Wilson also says she has learned to have honest, open conversations at home and in therapy about behaviors and traumas each child witnessed and experienced when they lived with their biological family.

“Looking back on my first years in ministry, I avoided a lot of talk about their previous life,” Christy says. “I never wanted to speak negatively about their family. I still do not. However, there is reality that needs to be discussed as our kids enter adulthood.”
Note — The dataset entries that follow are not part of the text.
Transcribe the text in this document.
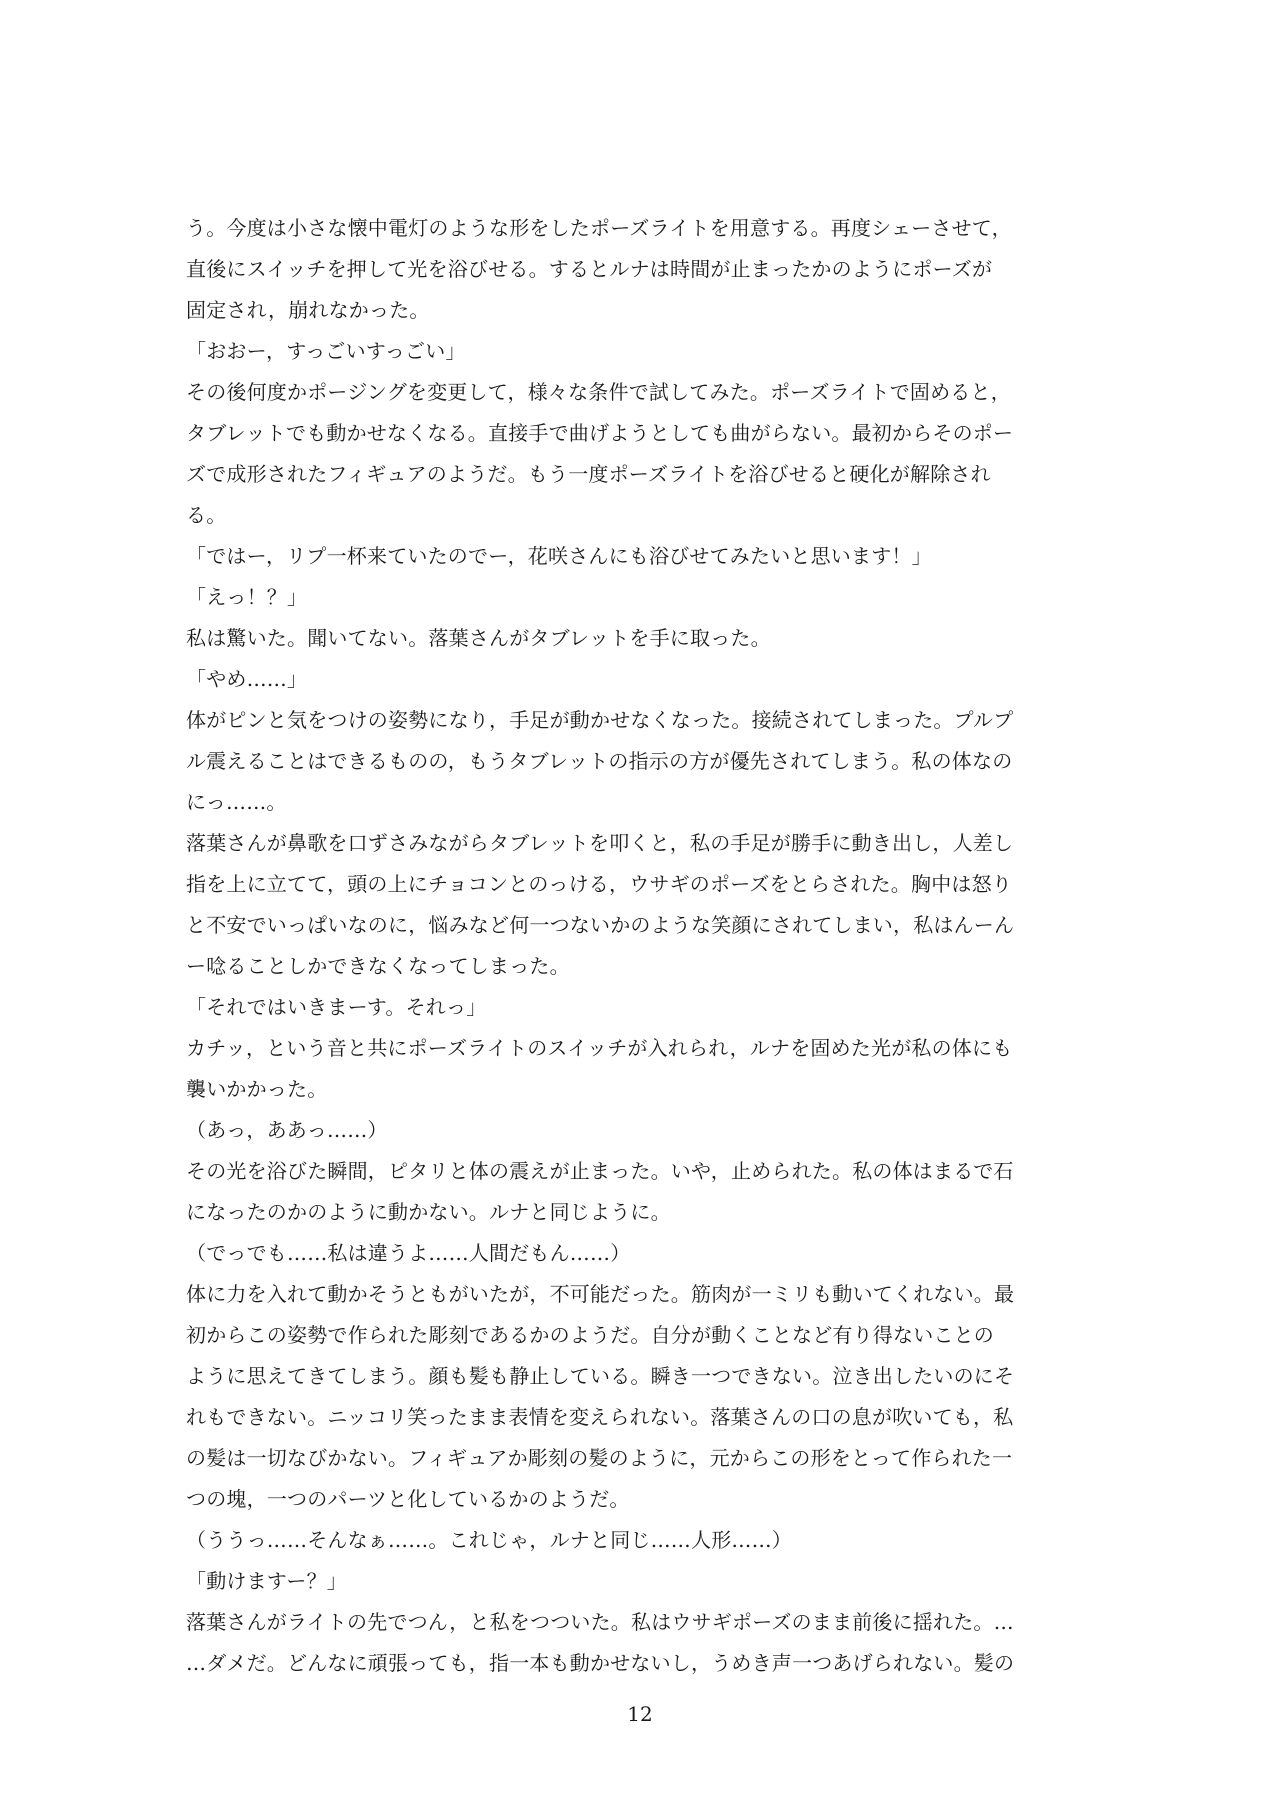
う。今度は小さな懐中電灯のような形をしたポーズライトを用意する。再度シェーさせて，
直後にスイッチを押して光を浴びせる。するとルナは時間が止まったかのようにポーズが
固定され，崩れなかった。
「おおー，すっごいすっごい」
その後何度かポージングを変更して，様々な条件で試してみた。ポーズライトで固めると，
タブレットでも動かせなくなる。直接手で曲げようとしても曲がらない。最初からそのポー
ズで成形されたフィギュアのようだ。もう一度ポーズライトを浴びせると硬化が解除され
る。
「ではー，リプ一杯来ていたのでー，花咲さんにも浴びせてみたいと思います！」
「えっ！？」
私は驚いた。聞いてない。落葉さんがタブレットを手に取った。
「やめ……」
体がピンと気をつけの姿勢になり，手足が動かせなくなった。接続されてしまった。プルプ
ル震えることはできるものの，もうタブレットの指示の方が優先されてしまう。私の体なの
にっ……。
落葉さんが鼻歌を口ずさみながらタブレットを叩くと，私の手足が勝手に動き出し，人差し
指を上に立てて，頭の上にチョコンとのっける，ウサギのポーズをとらされた。胸中は怒り
と不安でいっぱいなのに，悩みなど何一つないかのような笑顔にされてしまい，私はんーん
ー唸ることしかできなくなってしまった。
「それではいきまーす。それっ」
カチッ，という音と共にポーズライトのスイッチが入れられ，ルナを固めた光が私の体にも
襲いかかった。
（あっ，ああっ……）
その光を浴びた瞬間，ピタリと体の震えが止まった。いや，止められた。私の体はまるで石
になったのかのように動かない。ルナと同じように。
（でっでも……私は違うよ……人間だもん……）
体に力を入れて動かそうともがいたが，不可能だった。筋肉が一ミリも動いてくれない。最
初からこの姿勢で作られた彫刻であるかのようだ。自分が動くことなど有り得ないことの
ように思えてきてしまう。顔も髪も静止している。瞬き一つできない。泣き出したいのにそ
れもできない。ニッコリ笑ったまま表情を変えられない。落葉さんの口の息が吹いても，私
の髪は一切なびかない。フィギュアか彫刻の髪のように，元からこの形をとって作られた一
つの塊，一つのパーツと化しているかのようだ。
（ううっ……そんなぁ……。これじゃ，ルナと同じ……人形……）
「動けますー？」
落葉さんがライトの先でつん，と私をつついた。私はウサギポーズのまま前後に揺れた。…
…ダメだ。どんなに頑張っても，指一本も動かせないし，うめき声一つあげられない。髪の
12
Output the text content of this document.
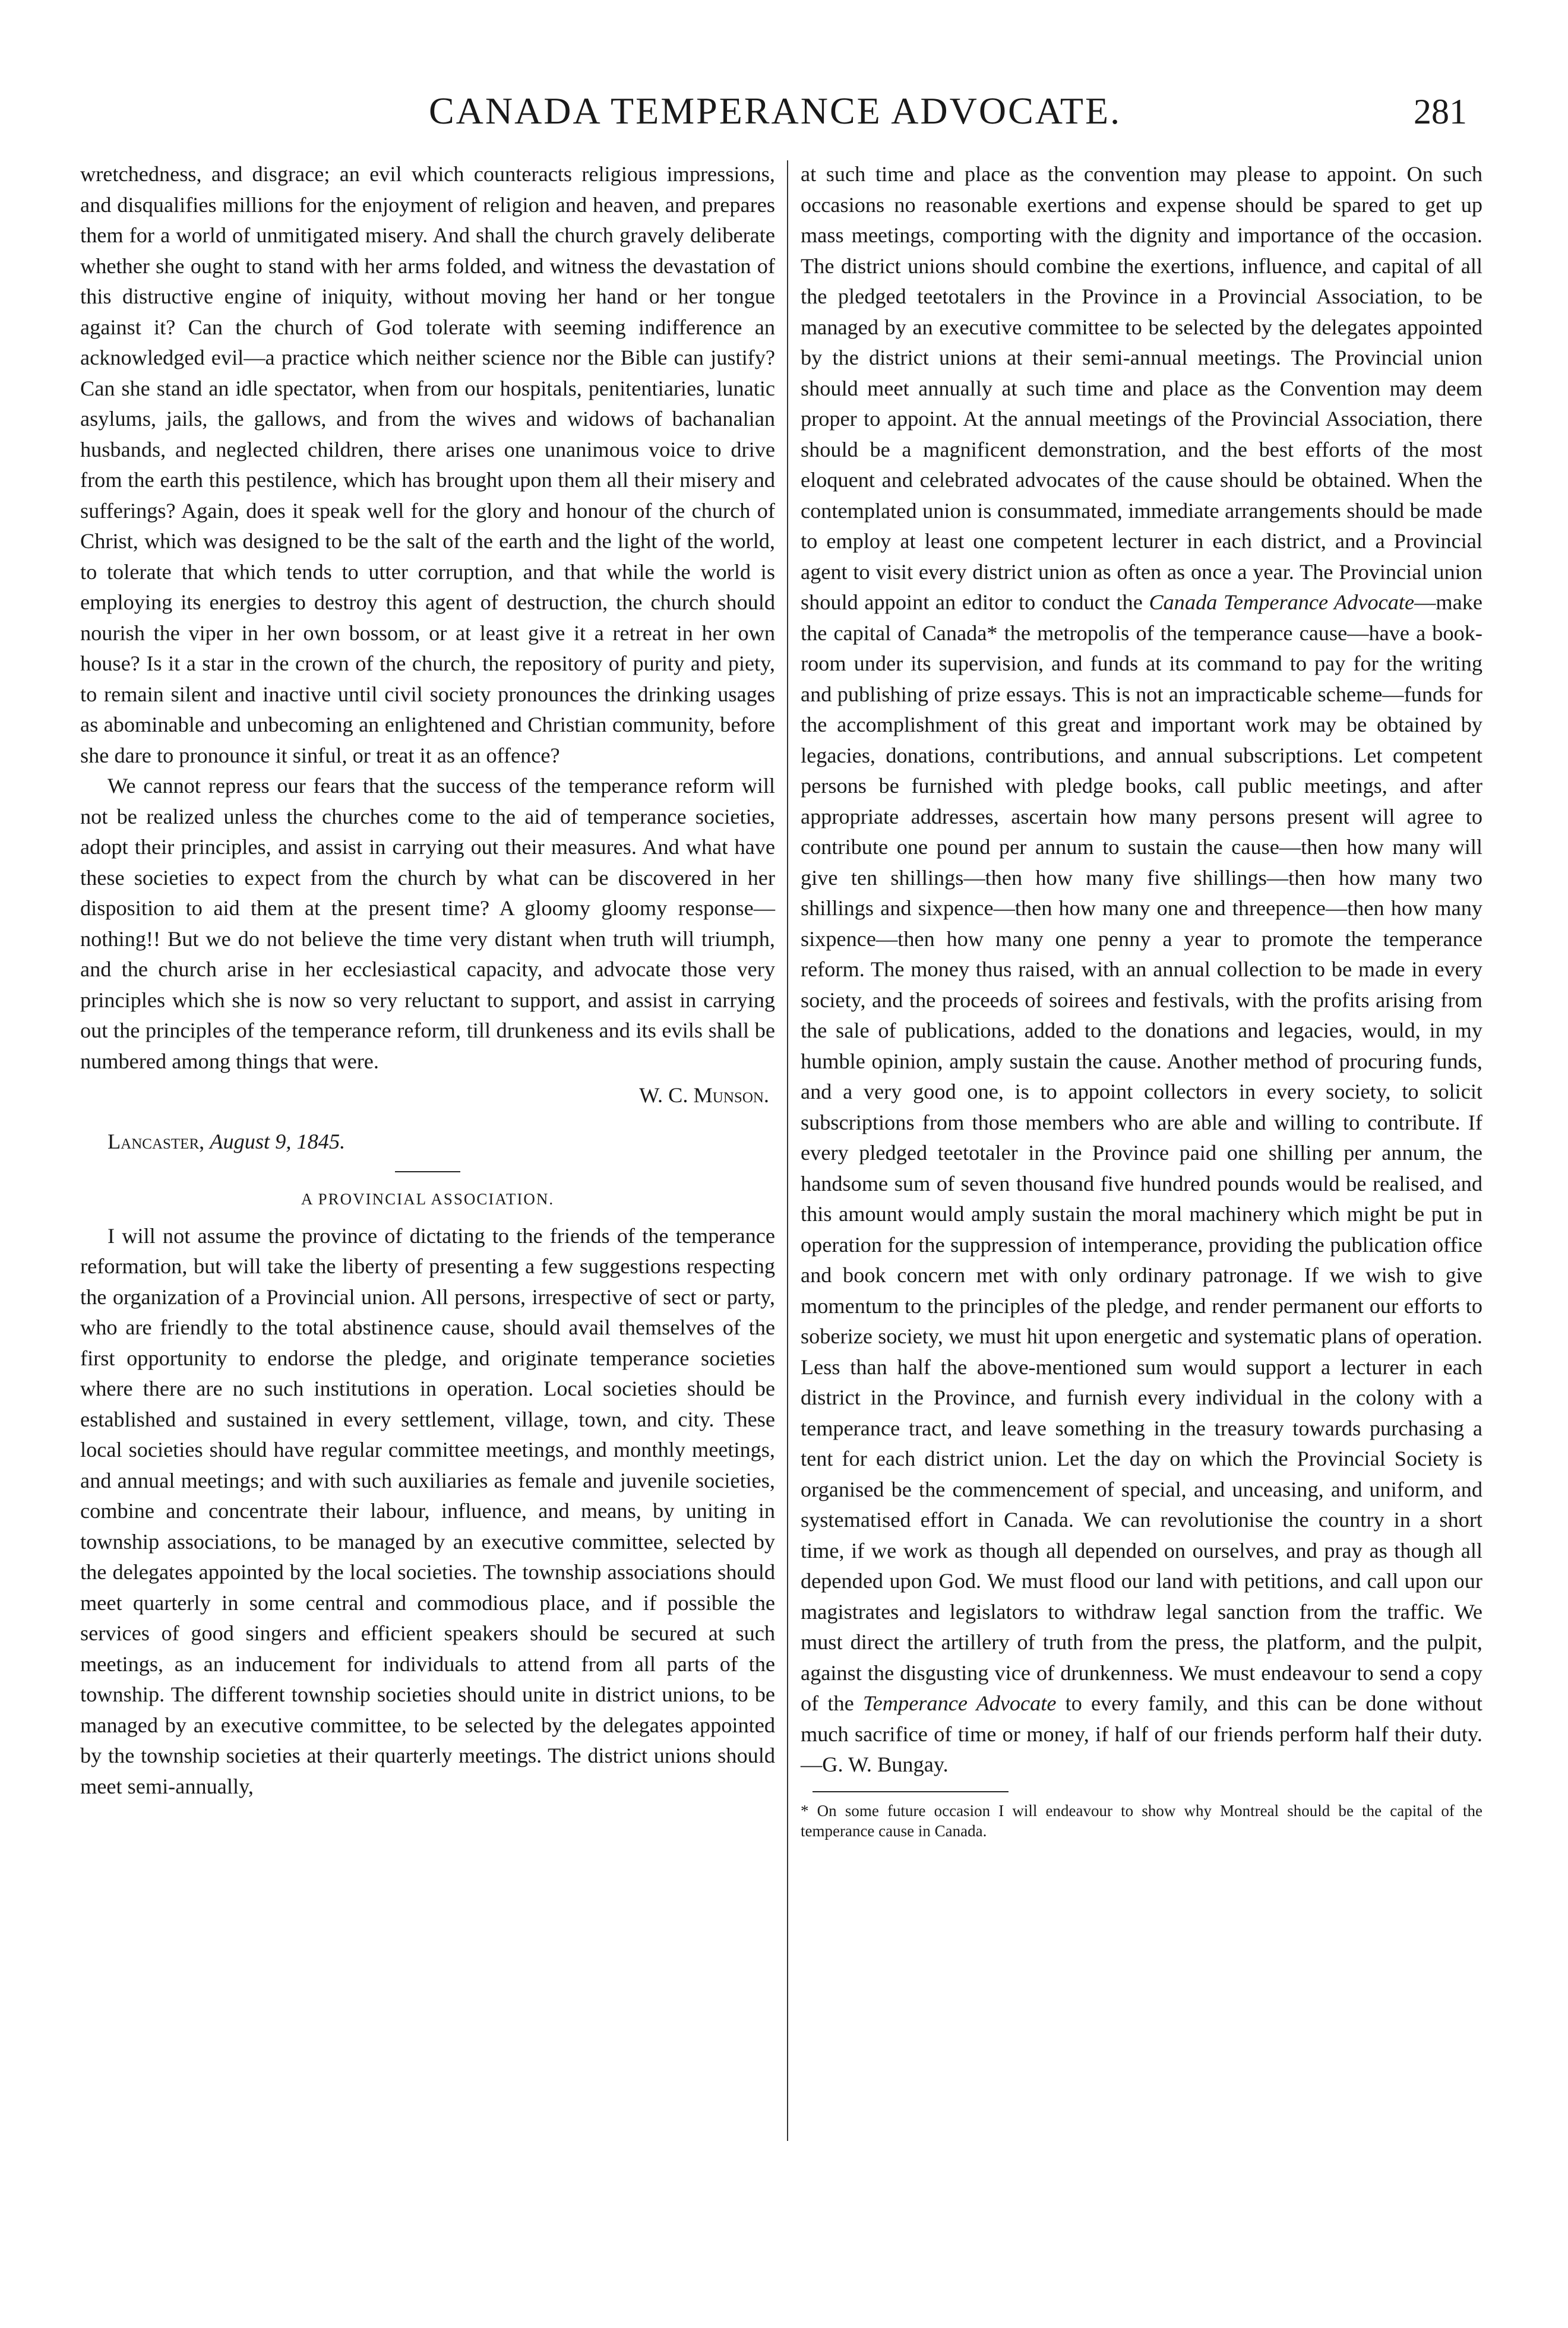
CANADA TEMPERANCE ADVOCATE.	281

wretchedness, and disgrace; an evil which counteracts religious impressions, and disqualifies millions for the enjoyment of religion and heaven, and prepares them for a world of unmitigated misery. And shall the church gravely deliberate whether she ought to stand with her arms folded, and witness the devastation of this distructive engine of iniquity, without moving her hand or her tongue against it? Can the church of God tolerate with seeming indifference an acknowledged evil—a practice which neither science nor the Bible can justify? Can she stand an idle spectator, when from our hospitals, penitentiaries, lunatic asylums, jails, the gallows, and from the wives and widows of bachanalian husbands, and neglected children, there arises one unanimous voice to drive from the earth this pestilence, which has brought upon them all their misery and sufferings? Again, does it speak well for the glory and honour of the church of Christ, which was designed to be the salt of the earth and the light of the world, to tolerate that which tends to utter corruption, and that while the world is employing its energies to destroy this agent of destruction, the church should nourish the viper in her own bossom, or at least give it a retreat in her own house? Is it a star in the crown of the church, the repository of purity and piety, to remain silent and inactive until civil society pronounces the drinking usages as abominable and unbecoming an enlightened and Christian community, before she dare to pronounce it sinful, or treat it as an offence?

We cannot repress our fears that the success of the temperance reform will not be realized unless the churches come to the aid of temperance societies, adopt their principles, and assist in carrying out their measures. And what have these societies to expect from the church by what can be discovered in her disposition to aid them at the present time? A gloomy gloomy response—nothing!! But we do not believe the time very distant when truth will triumph, and the church arise in her ecclesiastical capacity, and advocate those very principles which she is now so very reluctant to support, and assist in carrying out the principles of the temperance reform, till drunkeness and its evils shall be numbered among things that were.

W. C. Munson.

Lancaster, August 9, 1845.

A PROVINCIAL ASSOCIATION.

I will not assume the province of dictating to the friends of the temperance reformation, but will take the liberty of presenting a few suggestions respecting the organization of a Provincial union. All persons, irrespective of sect or party, who are friendly to the total abstinence cause, should avail themselves of the first opportunity to endorse the pledge, and originate temperance societies where there are no such institutions in operation. Local societies should be established and sustained in every settlement, village, town, and city. These local societies should have regular committee meetings, and monthly meetings, and annual meetings; and with such auxiliaries as female and juvenile societies, combine and concentrate their labour, influence, and means, by uniting in township associations, to be managed by an executive committee, selected by the delegates appointed by the local societies. The township associations should meet quarterly in some central and commodious place, and if possible the services of good singers and efficient speakers should be secured at such meetings, as an inducement for individuals to attend from all parts of the township. The different township societies should unite in district unions, to be managed by an executive committee, to be selected by the delegates appointed by the township societies at their quarterly meetings. The district unions should meet semi-annually,

at such time and place as the convention may please to appoint. On such occasions no reasonable exertions and expense should be spared to get up mass meetings, comporting with the dignity and importance of the occasion. The district unions should combine the exertions, influence, and capital of all the pledged teetotalers in the Province in a Provincial Association, to be managed by an executive committee to be selected by the delegates appointed by the district unions at their semi-annual meetings. The Provincial union should meet annually at such time and place as the Convention may deem proper to appoint. At the annual meetings of the Provincial Association, there should be a magnificent demonstration, and the best efforts of the most eloquent and celebrated advocates of the cause should be obtained. When the contemplated union is consummated, immediate arrangements should be made to employ at least one competent lecturer in each district, and a Provincial agent to visit every district union as often as once a year. The Provincial union should appoint an editor to conduct the Canada Temperance Advocate—make the capital of Canada* the metropolis of the temperance cause—have a book-room under its supervision, and funds at its command to pay for the writing and publishing of prize essays. This is not an impracticable scheme—funds for the accomplishment of this great and important work may be obtained by legacies, donations, contributions, and annual subscriptions. Let competent persons be furnished with pledge books, call public meetings, and after appropriate addresses, ascertain how many persons present will agree to contribute one pound per annum to sustain the cause—then how many will give ten shillings—then how many five shillings—then how many two shillings and sixpence—then how many one and threepence—then how many sixpence—then how many one penny a year to promote the temperance reform. The money thus raised, with an annual collection to be made in every society, and the proceeds of soirees and festivals, with the profits arising from the sale of publications, added to the donations and legacies, would, in my humble opinion, amply sustain the cause. Another method of procuring funds, and a very good one, is to appoint collectors in every society, to solicit subscriptions from those members who are able and willing to contribute. If every pledged teetotaler in the Province paid one shilling per annum, the handsome sum of seven thousand five hundred pounds would be realised, and this amount would amply sustain the moral machinery which might be put in operation for the suppression of intemperance, providing the publication office and book concern met with only ordinary patronage. If we wish to give momentum to the principles of the pledge, and render permanent our efforts to soberize society, we must hit upon energetic and systematic plans of operation. Less than half the above-mentioned sum would support a lecturer in each district in the Province, and furnish every individual in the colony with a temperance tract, and leave something in the treasury towards purchasing a tent for each district union. Let the day on which the Provincial Society is organised be the commencement of special, and unceasing, and uniform, and systematised effort in Canada. We can revolutionise the country in a short time, if we work as though all depended on ourselves, and pray as though all depended upon God. We must flood our land with petitions, and call upon our magistrates and legislators to withdraw legal sanction from the traffic. We must direct the artillery of truth from the press, the platform, and the pulpit, against the disgusting vice of drunkenness. We must endeavour to send a copy of the Temperance Advocate to every family, and this can be done without much sacrifice of time or money, if half of our friends perform half their duty.—G. W. Bungay.

* On some future occasion I will endeavour to show why Montreal should be the capital of the temperance cause in Canada.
  • COULD THERAPY AND OPEN DIALOGUE ABOUT THE PAST PROVIDE HEALING AND RESTORATION TO A TEEN IN YOUR CARE? WHAT POTENTIAL TEMPTATIONS MIGHT YOUR TEEN FACE AS THEY BECOME INDEPENDENT FOR THE FIRST TIME?

Unfortunately, Kimber says most teens who age out of state-run foster care have ended up in residential treatment facilities (homes like the ones provided through WinShape are ideal, but not every child has this experience), and it’s not always practical for caregivers or staff of these kinds of facilities to try to keep in close contact with each child they serve.

“Staff and house parents are good, but they often can’t have a permanent connection with each child. There are too many of them for that to be practical,” she says. “So we look for other people who can be a stable connection—who is that child connecting to naturally? It might be a coach, teacher or instructor.”

These individuals can have a huge impact on the life of a young adult, Kimber says.

  • COULD YOU SERVE IN THIS CAPACITY? IF YOU HAVE A CHILD IN YOUR CARE AND IT IS NOT FEASIBLE FOR YOU TO MAINTAIN A RELATIONSHIP, CAN YOU THINK OF A PERSON ALREADY IN THEIR LIVES WHO COULD?